I am trying to read "n" catalogs/ data files, read 7 columns from each catalog and then check if n*(n-1) "if" statements are true using some of the 7 columns read earlier. If the condition is true, then do some math, else do not do anything.
So for example, if I am comparing two catalogs, then I have 2 "if" statements to test and if I have 3 catalogs then I have 6 "if" statements to check.
Each catalog has roughly 10,000 rows and around 40 columns but their lengths are in general different from each other.
Currently, I have a working code for 3 catalogs where I read the three catalogs as nested for loops and apply my 6 conditions.
Here is an example of my code:
path="xx" #Location of all input files.
cat1 = ascii.read(path + file3, guess=False)
data2 = fits.getdata(path+file2, 1)
cat2 = Table(data2)
cat3 = Table.read(path + 'xyz.tbl', format='ipac')
for i in range(len(cat1)):
(ra1,dec1,flux1,flux1error,maj1,minor1,ang1)= (cat1['RA_Degrees'][i],
cat1['DEC_Degrees'][i],cat1['fitted_total_flux'][i],
cat1['fitted_total_flux_error'][i],cat1['BMajor_Degrees'][i],
cat1['BMinor_Degrees'][i],cat1['position_angle_deg'][i])
ang1=ang1*np.pi/180
for j in range(len(cat2)):
(ra2,dec2,total_cat2,total_error_cat2,maj2,min2,pa2)= (cat2['ra'][j],cat2['dec'][j],
cat2['total'][j],cat2['total_err'][j],
cat2['BMajor'][j],cat2['Bminor'][j],cat2['Position Angle'][j]
for k in range(len(cat3)):
(ra3,dec3,total_cat2,total_error_cat2,maj3,min3,pa3)=(cat3['ra'][k],
cat3['dec'][k],cat3['flux'][k],cat3['ferr'][k],cat3['bmaj'][k],
cat3['bmin'][k],cat3['pa'][k])
if np.all(
np.all(np.abs(ra2-ra1)< maj1+ maj2 and
np.all(np.abs(dec2-dec1)< maj1 + maj2) and
np.all(np.abs(ra3-ra2)< maj2 + maj3) and
np.all(np.abs(dec3-dec2)< maj2 + maj3) and
np.all(np.abs(ra3-ra1)< maj1 + maj3) and
np.all(np.abs(dec3-dec1)< maj1 + maj3)
):
I have two problems related to this:
For the first problem, I looked up recursive functions in the link given below but my question is can I use this since my number of conditions to be checked also depends on "n" and the column names are generally not homogeneous across catalogs. For example: one catalog may call Right Ascension as 'RA', another catalog may call it as 'ra' or 'Right Ascension'.

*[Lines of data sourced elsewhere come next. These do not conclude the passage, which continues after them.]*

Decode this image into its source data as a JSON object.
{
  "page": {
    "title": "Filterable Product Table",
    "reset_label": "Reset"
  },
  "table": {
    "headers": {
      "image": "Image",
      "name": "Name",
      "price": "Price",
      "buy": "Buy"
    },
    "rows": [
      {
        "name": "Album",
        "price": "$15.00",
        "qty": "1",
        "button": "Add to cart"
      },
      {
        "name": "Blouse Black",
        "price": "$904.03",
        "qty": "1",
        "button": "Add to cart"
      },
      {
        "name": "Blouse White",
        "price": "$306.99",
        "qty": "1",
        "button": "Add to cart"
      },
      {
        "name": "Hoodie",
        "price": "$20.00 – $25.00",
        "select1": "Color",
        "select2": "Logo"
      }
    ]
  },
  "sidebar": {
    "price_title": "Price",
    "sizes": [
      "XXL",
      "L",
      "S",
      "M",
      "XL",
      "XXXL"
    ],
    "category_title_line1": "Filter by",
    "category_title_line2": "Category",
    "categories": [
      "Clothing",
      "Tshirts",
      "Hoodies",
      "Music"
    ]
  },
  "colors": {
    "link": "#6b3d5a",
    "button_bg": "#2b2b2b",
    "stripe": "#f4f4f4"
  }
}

For the second problem, I was trying to use multi-processing following the documentation.
https://docs.python.org/2/library/multiprocessing.html
I wanted to know if it is better to stick to nested for loops if I want to do multi processing or try to use recursive function. Any advice would be appreciated.
Look up the itertools package. This will give you some of the basic tools to iterate through lists of columns, with the list length specified as a parameter. Yes, recursion helps solve the combinatorics, but this package will handle the recursion overhead for you.
The particular concept you want for this application is the combination of the 7 columns, taken n at a time. For sake of illustration, let's consider 7 columns, taken 3 at a time: that's a total of 35 combinations: 7*6*5 / 3*2*1
What you'll get is a generator, a function that will return each of the 35 combinations, in collating order, one at a time. You can then iterate through that as if it were a list. For each combination, iterate through pairs of columns:
for col_list in combo_gen:
for right in range (1, n):
r_col = col_list[right]
for left in range(right):
l_col = col_list[left]
# Compare l_col and r_col
That's a basic outline of the process. Can you take it from here?